Savoy Theatre
24 February 2011 (Mat)
Pretty in pink!
Omigod! Legally Blonde is camp and preposterous but purely and simply a lot of fun! And it's also a vast improvement on the film - and MUCH funnier!
Somehow you can get away with what is basically a fairly ludicrous story if you sing and dance your way through it with boundless enthusiasm while keeping your tongue firmly planted in your cheek! And use LOTS of pink. Everywhere!
"Blonde" Elle (Nicola Brazil) is heartbroken when her boyfriend Warner Huntington III (Simon Thomas) is accepted by Harvard to read law. So she gets accepted there too by doing a bit of work but mostly, it seems, by doing a cheerleader routine! She then goes about trying to win him back, befriending older student Emmet (Alex Gaumond) and Paulette (Sorelle Marsh), a hairdresser obssessed with the Irish, along the way! Even the final case is decided after a lesson in hair care rather than precedent!
The tunes are chirpy, the lyrics genuinely funny, the terrific dance routines embrace a number of styles from a skipping rope number to spoof Riverdance and there are two very cute dogs who do what they're told, much to the delight of an audience who seemed to have never seen an obedient dog before!
Director and choreographer Jerry Mitchell makes sure it's pacy and frothy. As far as the music, by Laurence O'Keefe and Nell Benjamin, is concerned, there isn't a big anthem that you remember and I couldn't sing any of the tunes now but they are all really enjoyable and fit the story well. And I can remember what I enjoyed - "Gay or European?" was a particular fave!
As the lead, Nicola Brazil was perky and had bags of vitality and warmth. Sometimes I don't think that understudies get the recognition they deserve. They are not second best, they are often just "not a name" - yet! The same goes for Lincoln Stone as Professor Callaghan who was just the right combination of suave yet harsh.

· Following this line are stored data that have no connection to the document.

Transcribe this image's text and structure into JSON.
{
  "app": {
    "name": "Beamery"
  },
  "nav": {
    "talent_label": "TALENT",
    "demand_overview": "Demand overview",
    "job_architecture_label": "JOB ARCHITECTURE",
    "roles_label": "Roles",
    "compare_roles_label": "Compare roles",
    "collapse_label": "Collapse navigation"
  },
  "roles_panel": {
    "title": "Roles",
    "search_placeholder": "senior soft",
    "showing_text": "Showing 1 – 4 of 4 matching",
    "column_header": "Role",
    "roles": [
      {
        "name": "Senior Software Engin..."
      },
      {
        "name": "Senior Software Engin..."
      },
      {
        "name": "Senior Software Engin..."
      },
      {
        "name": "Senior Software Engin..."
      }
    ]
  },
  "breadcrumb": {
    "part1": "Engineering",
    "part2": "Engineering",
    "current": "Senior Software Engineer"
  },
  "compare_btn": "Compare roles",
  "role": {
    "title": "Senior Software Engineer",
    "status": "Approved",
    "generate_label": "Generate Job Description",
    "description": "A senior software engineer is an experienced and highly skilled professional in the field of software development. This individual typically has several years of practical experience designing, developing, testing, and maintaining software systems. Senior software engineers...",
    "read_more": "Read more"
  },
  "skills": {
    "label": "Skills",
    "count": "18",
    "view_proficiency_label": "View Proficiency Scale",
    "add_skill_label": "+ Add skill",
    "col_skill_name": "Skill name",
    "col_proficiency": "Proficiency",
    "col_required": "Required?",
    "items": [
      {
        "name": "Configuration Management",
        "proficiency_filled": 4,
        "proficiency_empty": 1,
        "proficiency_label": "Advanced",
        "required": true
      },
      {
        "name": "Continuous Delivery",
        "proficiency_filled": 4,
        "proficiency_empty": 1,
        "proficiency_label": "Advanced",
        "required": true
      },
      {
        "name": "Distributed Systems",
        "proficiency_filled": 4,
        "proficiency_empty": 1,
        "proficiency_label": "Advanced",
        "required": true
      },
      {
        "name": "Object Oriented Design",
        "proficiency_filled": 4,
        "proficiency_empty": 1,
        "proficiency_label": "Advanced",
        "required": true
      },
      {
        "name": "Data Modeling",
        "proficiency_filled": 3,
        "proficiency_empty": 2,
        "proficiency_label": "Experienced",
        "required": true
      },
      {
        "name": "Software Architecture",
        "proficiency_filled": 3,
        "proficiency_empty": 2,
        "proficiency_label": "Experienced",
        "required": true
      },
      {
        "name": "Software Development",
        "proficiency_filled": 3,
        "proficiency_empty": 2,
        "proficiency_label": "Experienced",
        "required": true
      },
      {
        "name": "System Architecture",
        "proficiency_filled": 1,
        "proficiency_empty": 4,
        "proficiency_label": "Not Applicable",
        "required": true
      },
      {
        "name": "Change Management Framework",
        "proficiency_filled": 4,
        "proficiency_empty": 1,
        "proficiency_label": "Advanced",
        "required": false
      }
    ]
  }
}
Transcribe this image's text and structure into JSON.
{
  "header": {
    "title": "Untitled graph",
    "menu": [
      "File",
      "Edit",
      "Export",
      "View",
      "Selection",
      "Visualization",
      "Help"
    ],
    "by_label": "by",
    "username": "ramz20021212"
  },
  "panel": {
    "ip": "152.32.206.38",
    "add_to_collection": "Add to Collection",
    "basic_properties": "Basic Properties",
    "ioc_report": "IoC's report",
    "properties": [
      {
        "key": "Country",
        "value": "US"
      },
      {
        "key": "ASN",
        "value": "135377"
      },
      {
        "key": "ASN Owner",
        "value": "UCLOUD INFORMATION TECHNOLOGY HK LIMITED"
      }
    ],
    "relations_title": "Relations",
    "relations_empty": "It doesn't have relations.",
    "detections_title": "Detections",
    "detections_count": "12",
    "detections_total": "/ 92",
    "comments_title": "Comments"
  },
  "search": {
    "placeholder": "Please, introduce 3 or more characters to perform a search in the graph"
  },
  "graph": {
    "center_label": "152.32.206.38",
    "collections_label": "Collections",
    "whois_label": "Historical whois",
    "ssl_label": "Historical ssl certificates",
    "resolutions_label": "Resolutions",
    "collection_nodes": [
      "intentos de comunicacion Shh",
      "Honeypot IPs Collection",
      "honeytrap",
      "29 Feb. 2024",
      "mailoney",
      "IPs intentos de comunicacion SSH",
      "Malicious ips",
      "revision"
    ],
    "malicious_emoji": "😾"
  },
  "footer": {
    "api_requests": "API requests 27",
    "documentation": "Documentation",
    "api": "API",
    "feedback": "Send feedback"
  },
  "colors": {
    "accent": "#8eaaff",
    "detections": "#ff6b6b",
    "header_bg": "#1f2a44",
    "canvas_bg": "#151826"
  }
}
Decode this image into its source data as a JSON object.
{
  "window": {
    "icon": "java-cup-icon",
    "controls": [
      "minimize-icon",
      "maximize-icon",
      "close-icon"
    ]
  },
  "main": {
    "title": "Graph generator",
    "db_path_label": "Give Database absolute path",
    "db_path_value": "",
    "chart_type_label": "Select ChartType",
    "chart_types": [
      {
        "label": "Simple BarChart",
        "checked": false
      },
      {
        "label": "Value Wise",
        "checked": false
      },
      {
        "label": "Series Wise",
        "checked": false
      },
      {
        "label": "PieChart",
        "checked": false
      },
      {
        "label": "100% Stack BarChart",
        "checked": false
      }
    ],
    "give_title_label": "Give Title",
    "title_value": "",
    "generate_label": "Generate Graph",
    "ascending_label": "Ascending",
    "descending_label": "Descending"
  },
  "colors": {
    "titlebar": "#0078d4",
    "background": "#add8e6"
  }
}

Sorelle Marsh was the "alternate" Paulette, (I don't know why they don't just say understudy to be honest - I'm sure Denise VO isn't off that much!) and she was fun and sassy. Her falling for UPS man (Chris Ellis-Stanton) was one of the highlights of the show, even if he did steal every scene he was in!
The rest of the main characters also didn't disappoint. Who couldn't have failed to fall for the slightly dishevelled, kind and caring Alex Gaumond? Simon Thomas as Warner as suitably self-centred although I would have fallen for his singing voice every time.
They were all ably suported by a well-drilled and talented ensemble who all looked as though they were having the time of their lives and believe me, this DOES make a difference!
It was also good to see a lot of young people in the audience - even if they were mostly girls! Although I did wonder why two of them spent ages before curtain up, in their seats in front of me, carefully doing each other's make-up. Oh to be that age again, when you make the effort to look good even when the lights are about to go out!
It's funny, feel good and fizzes pink like once of those pink bomb things that you put in the bath! In short, a brilliant pick me up for this day and age!
But the message at the end of "To thine own self be true" is one that couldn't fail to touch me. Elle may have originally followed the path to Harvard because of a man but she followed her heart, and what can be more truthful than that?!